2020 11 New Order "Power, Corruption and Lies" Boxset Review, Record Collector

Power In The Darkness

An artistic rebirth celebrated. By Tim Peacock

New Order

Power, Corruption & Lies - Definitive Edition

★★★★★

Rhino cat no tbc (2CD+LP+2DVD)

They say what doesn’t kill you makes you stronger and that old adage rings true when you consider New Order’s early years. The band themselves were the biggest critics of their flawed, but underrated, 1981 debut, Movement, but they had to endure the growing pains of making it to emerge from the long shadow cast by their recent past as Joy Division.

In retrospect, it’s astonishing Movement was ever completed at all. Not only were the fledgling foursome still reeling from the loss of Ian Curtis, but their relationship with Martin Hannett hit rock bottom during the sessions. Movement still bore the mercurial producer’s stamp, but his increasing irascibility, burgeoning heroin habit and lack of faith in the band sans Curtis led to an inevitable parting of the ways.

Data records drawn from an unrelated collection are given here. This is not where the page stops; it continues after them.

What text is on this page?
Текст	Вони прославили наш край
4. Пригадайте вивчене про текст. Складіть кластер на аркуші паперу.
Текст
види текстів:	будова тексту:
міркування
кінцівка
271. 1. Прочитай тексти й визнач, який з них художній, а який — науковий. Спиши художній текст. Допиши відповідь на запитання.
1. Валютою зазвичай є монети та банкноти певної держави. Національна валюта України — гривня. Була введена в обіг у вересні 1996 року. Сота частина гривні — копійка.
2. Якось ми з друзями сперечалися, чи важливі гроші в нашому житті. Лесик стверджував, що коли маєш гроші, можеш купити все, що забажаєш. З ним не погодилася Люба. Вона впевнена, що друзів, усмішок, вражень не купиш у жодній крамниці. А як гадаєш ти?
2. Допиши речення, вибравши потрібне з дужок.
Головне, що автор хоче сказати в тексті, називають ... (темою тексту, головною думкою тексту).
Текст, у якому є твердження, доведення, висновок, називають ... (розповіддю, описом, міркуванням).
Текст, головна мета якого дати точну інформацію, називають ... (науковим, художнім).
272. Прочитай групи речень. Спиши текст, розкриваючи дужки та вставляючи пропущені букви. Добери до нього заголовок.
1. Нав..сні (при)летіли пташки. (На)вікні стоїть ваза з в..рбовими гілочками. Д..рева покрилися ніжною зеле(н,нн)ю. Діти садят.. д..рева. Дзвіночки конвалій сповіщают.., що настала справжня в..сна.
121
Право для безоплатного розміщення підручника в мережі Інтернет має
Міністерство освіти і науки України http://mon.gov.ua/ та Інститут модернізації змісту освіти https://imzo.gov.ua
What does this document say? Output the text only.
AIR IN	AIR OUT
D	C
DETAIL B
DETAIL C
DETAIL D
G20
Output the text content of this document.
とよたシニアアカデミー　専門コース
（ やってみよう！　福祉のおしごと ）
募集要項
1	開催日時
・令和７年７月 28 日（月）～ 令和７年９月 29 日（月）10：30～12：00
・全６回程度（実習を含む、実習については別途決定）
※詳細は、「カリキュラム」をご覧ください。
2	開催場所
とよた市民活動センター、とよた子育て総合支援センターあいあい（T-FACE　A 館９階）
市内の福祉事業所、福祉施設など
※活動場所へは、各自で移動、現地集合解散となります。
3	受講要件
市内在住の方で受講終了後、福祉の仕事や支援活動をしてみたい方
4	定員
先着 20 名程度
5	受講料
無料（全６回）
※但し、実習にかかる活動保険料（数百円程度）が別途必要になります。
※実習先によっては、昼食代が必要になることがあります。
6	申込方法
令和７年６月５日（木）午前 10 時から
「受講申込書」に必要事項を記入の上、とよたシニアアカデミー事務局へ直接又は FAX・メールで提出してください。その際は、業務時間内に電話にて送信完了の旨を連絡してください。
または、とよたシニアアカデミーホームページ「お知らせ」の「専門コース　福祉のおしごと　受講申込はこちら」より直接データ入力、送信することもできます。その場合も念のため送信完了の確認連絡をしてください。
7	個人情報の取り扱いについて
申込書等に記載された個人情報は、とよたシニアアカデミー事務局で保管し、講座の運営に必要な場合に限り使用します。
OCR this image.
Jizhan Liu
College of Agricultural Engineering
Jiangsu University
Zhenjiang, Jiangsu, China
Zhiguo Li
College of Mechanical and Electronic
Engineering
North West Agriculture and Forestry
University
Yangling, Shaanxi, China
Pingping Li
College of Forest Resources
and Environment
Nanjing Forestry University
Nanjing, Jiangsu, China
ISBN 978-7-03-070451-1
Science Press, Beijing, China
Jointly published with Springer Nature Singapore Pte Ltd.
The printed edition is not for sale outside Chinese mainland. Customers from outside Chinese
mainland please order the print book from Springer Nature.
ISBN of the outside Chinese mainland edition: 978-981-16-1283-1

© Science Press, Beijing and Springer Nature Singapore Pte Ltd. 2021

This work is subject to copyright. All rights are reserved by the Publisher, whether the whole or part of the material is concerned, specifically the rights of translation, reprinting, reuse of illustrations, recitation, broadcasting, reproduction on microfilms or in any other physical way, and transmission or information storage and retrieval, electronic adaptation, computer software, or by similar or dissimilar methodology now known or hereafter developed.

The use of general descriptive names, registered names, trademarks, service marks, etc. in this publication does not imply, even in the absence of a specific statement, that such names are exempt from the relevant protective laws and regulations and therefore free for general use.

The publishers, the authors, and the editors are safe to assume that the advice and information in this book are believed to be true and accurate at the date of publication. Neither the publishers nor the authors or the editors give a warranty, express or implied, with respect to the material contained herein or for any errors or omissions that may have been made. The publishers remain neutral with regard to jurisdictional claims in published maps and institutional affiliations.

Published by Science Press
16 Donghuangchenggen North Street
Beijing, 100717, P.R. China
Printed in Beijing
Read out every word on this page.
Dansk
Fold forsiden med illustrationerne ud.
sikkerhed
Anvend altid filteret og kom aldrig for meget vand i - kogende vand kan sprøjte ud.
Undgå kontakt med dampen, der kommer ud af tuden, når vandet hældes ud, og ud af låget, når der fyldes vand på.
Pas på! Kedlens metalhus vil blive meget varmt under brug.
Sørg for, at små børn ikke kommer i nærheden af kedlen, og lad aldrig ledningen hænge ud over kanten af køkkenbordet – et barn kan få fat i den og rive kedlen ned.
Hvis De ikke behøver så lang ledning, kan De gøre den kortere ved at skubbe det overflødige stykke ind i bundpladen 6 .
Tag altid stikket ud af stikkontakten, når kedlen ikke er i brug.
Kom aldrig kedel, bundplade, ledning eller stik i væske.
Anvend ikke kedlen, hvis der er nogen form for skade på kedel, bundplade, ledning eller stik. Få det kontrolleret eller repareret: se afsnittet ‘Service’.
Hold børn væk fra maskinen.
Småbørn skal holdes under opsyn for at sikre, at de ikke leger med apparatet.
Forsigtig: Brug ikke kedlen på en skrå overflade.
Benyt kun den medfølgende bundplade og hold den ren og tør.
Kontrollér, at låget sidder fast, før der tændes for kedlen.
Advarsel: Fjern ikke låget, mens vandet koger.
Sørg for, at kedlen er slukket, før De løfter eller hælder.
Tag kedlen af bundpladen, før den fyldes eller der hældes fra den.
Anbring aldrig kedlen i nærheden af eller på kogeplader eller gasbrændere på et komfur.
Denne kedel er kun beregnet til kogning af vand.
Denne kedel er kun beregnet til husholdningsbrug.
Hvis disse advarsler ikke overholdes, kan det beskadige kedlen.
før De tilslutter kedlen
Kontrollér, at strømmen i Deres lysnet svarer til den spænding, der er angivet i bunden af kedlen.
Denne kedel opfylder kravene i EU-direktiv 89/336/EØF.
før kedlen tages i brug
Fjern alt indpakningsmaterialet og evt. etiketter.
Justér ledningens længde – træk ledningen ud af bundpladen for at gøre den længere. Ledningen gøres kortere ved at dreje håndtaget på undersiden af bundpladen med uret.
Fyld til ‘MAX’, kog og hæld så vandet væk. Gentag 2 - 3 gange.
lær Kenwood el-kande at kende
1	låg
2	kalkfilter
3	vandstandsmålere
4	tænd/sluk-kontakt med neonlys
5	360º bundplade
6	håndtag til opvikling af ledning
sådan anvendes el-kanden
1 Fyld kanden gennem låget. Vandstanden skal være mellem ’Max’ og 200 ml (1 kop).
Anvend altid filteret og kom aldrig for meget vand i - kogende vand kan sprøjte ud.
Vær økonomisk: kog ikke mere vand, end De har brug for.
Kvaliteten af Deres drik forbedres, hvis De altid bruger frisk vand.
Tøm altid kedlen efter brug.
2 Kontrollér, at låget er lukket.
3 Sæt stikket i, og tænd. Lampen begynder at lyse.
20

Few would have guessed it at the time, but their acrimonious divorce from Hannett was actually a blessing in disguise for New Order. Their first self-production, 1982’s Temptation, was a significant step forward in their quest to fuse their natural melancholia with the brightness of electronic pop, but they would swap their trademark wintry black and white for glorious technicolour on their second album, May 1983’s Power, Corruption & Lies.

In a recent YouTube retrospective, Stephen Morris noted that making the album “felt like we'd become New Order, like we’d done something ourselves with a bit of an identity”. He’s spot-on, too, for despite its Machiavellian title, Power, Corruption & Lies is tantamount to a full-blown artistic rebirth and still sounds box fresh today. Indeed, the air of new-found optimism is palpable from the off as Peter Hook blasts out the joyous bass motif launching the robust, anthemic Age Of Consent, while Bernard Sumner bursts with unexpected joie de vivre on the sparkling The Village, which even includes the atypically romantic kiss-off line, “Our love is like the flowers/The rain, the sea and the hours.”

Having fallen back on a faltering sub-Curtis delivery to get him through Movement, Sumner begins to come into his own as a vocalist here, even convincing on the more pensive material such as We All Stand and the introspective all-guitar workout, Leave Me Alone. As Ecstasy, the strident Ultraviolence and the sumptuous, Kraftwerkian Your Silent Face reveal, though, Power, Corruption & Lies marks the point where New Order began to incorporate electronica and the sounds of contemporaneous New York super clubs into their angular guitar framework and come up with something uniquely theirs - and that’s why it’s still such a monolithic entry in their catalogue.

Sticking to the template established with last year’s expanded Movement, the upgraded PC&L arrives newly-remastered and bumped up to a four-disc package with a cornucopia of rarities, though once again the new pressings of the era’s standalone 12” singles (Confusion, Thieves Like Us and the epochal Blue Monday) aren’t included and require separate purchases. RC isn’t privy to some of the DVD footage, but can confirm that the live sets from hometown shows at The Hacienda circa June '82 (where the band’s gigantic PA famously blew out the power onstage) and July ’83, plus the Tolworth Recreational Centre show from ’83, have long ranked among the most desirable - and most bootlegged - New Order live outings from the era. Elsewhere, there's the legendarily shambolic performance of Blue Monday from TOTP that sent the song whizzing back down the charts; fractious live TV slots from long-lost shows Switch and Countdown; and the wonderfully surreal Channel 4 documentary, Play At Home, from ’83 wherein Gillian Gilbert interviews Factory supremo Tony Wilson in his bath and Martin Hannett cradles a revolver while discussing his estrangement from Factory Records. Happiness is a warm gun, indeed.

Completing the picture, there's also a tranche of previously unreleased or hard-to-source audio. Comprising instrumental demos of most of the PC&L tracks minus Sumner’s vocals, the writing session demos are no great shakes, though three demos of Blue Monday offer a fascinating insight into how New Order’s signature hit came into being. Perhaps best of all, though, is the John Peel session from June ’82 featuring a ghostly yet compelling one-off cover of Keith Hudson’s Turn The Heater On, recorded in tribute to Ian Curtis.